Astrophysicists have found a star-like object with a surface temperature just one tenth that of the Sun.

The cold object is known as a brown dwarf: a “failed” star that never achieved the mass required to begin nuclear fusion reactions in its core.

Artist's impression of a brown dwarf (Nasa)

This one – called J0034-00 – is thought to have a surface temperature of just 600-700 Kelvin (up to 430C/800F).

It is the coldest solitary brown dwarf ever seen, according to the British team that discovered it.

This find further tests the boundary between high-mass gas planets, like Jupiter, and the smallest brown dwarfs.

‘Needle in a haystack’

“Physically, stars, brown dwarfs and the gas planets are all the same thing – they’re just blobs of gas with different mass,” said Dr Steve Warren, of Imperial College London, who led the project.

“And as this work progresses, we’re going to start finding things between the stars which have the masses of planets, and what are we going to call them?”

The brown dwarf was first spotted by his colleague Dr Daniel Mortlock.

“Identifying an object like J0034-00 is a more challenging version of finding a needle in a haystack,” he said.

“In this case it was like looking for a piece of slightly reddish straw rather than a nice shiny needle.”

J0034-00

J0034-00 is the greenish object near the bottom

J0034-00, found in the constellation of Cetus, is a relative lightweight.

It has a mass of just 15-30 times that of Jupiter and a similar diameter.

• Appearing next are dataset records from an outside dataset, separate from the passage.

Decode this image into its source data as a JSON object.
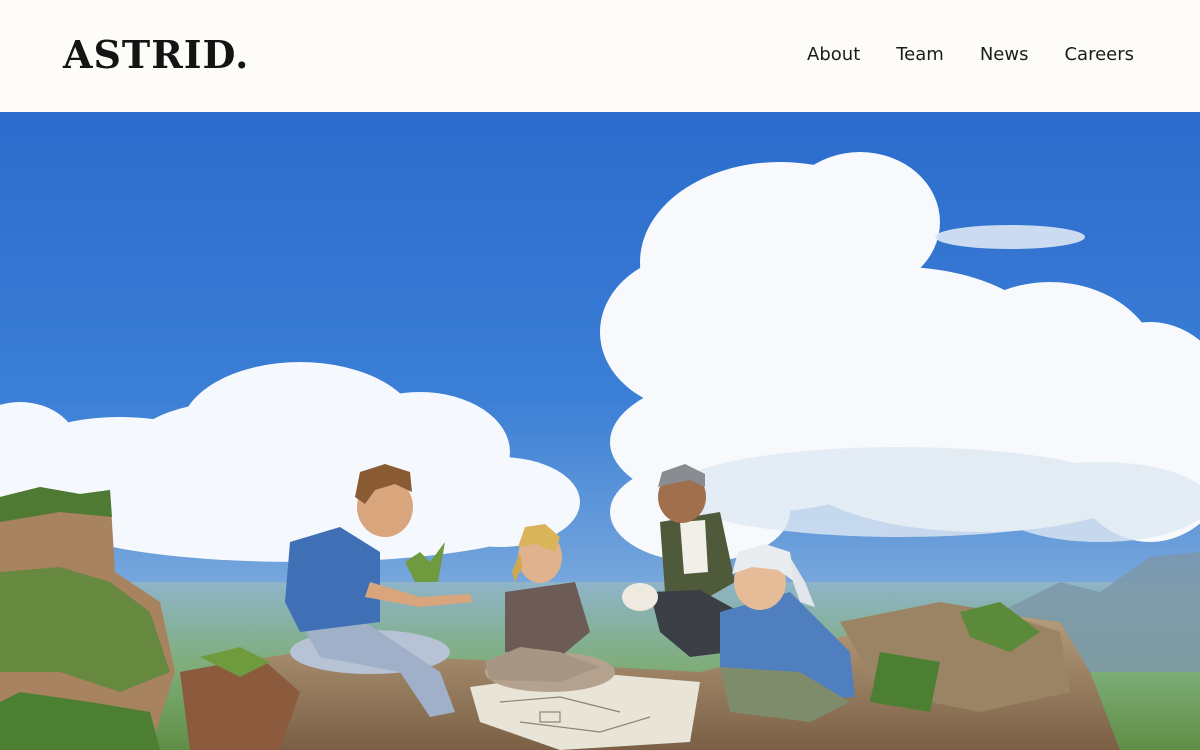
{
  "header": {
    "logo_text": "ASTRID.",
    "nav": [
      {
        "label": "About"
      },
      {
        "label": "Team"
      },
      {
        "label": "News"
      },
      {
        "label": "Careers"
      }
    ]
  },
  "hero": {
    "colors": {
      "sky_top": "#2d6ecf",
      "sky_bottom": "#8fb7de",
      "cloud": "#ffffff",
      "rock": "#a99173",
      "grass": "#6f9a3e"
    }
  }
}
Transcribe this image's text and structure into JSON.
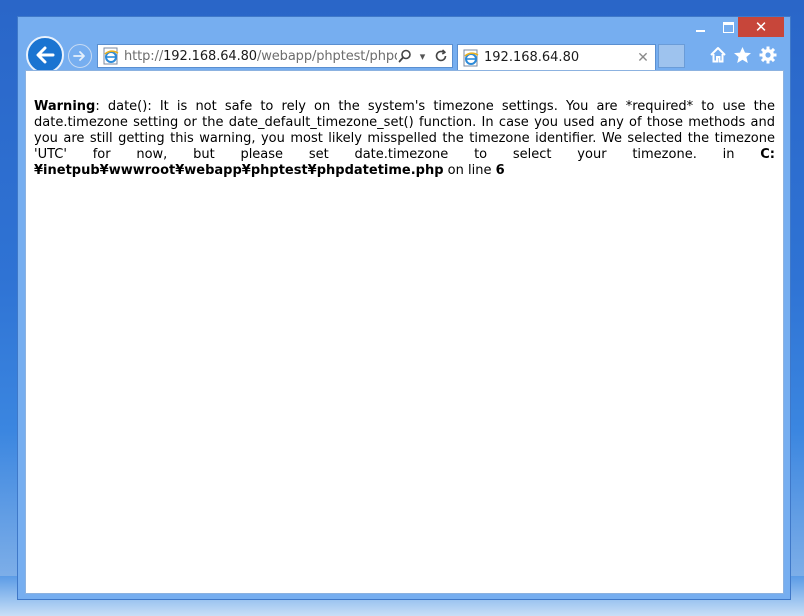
{
  "window": {
    "caption": {
      "minimize_icon": "minimize-icon",
      "maximize_icon": "maximize-icon",
      "close_glyph": "✕"
    }
  },
  "navigation": {
    "back_icon": "back-arrow-icon",
    "forward_icon": "forward-arrow-icon"
  },
  "address_bar": {
    "prefix": "http://",
    "host": "192.168.64.80",
    "path": "/webapp/phptest/phpdatet",
    "favicon": "ie-page-icon",
    "search_icon": "search-icon",
    "dropdown_glyph": "▾",
    "refresh_icon": "refresh-icon"
  },
  "tab": {
    "title": "192.168.64.80",
    "close_glyph": "✕"
  },
  "toolbar": {
    "home_icon": "home-icon",
    "favorites_icon": "star-icon",
    "settings_icon": "gear-icon"
  },
  "page": {
    "warning_label": "Warning",
    "message": ": date(): It is not safe to rely on the system's timezone settings. You are *required* to use the date.timezone setting or the date_default_timezone_set() function. In case you used any of those methods and you are still getting this warning, you most likely misspelled the timezone identifier. We selected the timezone 'UTC' for now, but please set date.timezone to select your timezone. in ",
    "file_path": "C:¥inetpub¥wwwroot¥webapp¥phptest¥phpdatetime.php",
    "on_line_text": " on line ",
    "line_number": "6"
  },
  "colors": {
    "accent": "#1a74d1",
    "close_button": "#c7463a",
    "frame": "#76aef0"
  }
}
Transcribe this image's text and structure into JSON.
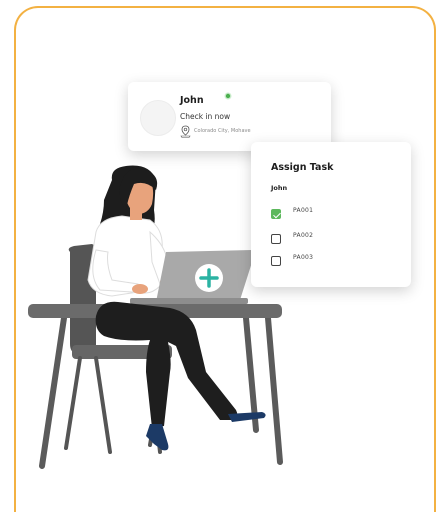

It was spotted in the early stages of the world’s deepest ever near-infrared sky survey – using the UKIRT telescope in Hawaii.

Using four filters, the telescope produces 2,000 images a night – a vast amount of material to sift through.

The reason for the filters is to get an idea of the colour of objects in the sky.

‘Billion times nearer’

Dr Mortlock had been looking for distant quasars when he found the brown dwarf.

“One of the interesting objects that turned up there didn’t have quite the right colours for a quasar, and that was J0034-00,” he said.

“The peculiar thing was it was a billion times nearer than the quasars we were actually looking for, and it looks almost identical in terms of the colours,” added Dr Warren.

More observations, made at the Gemini South Telescope in Chile, were needed to work out its temperature and likely mass.

It is still too early to say exactly how far away it is from Earth, but the research team believes it could be about 50 light-years.

And that is not so far, compared with the distance from some of the stars that can be seen with the naked eye.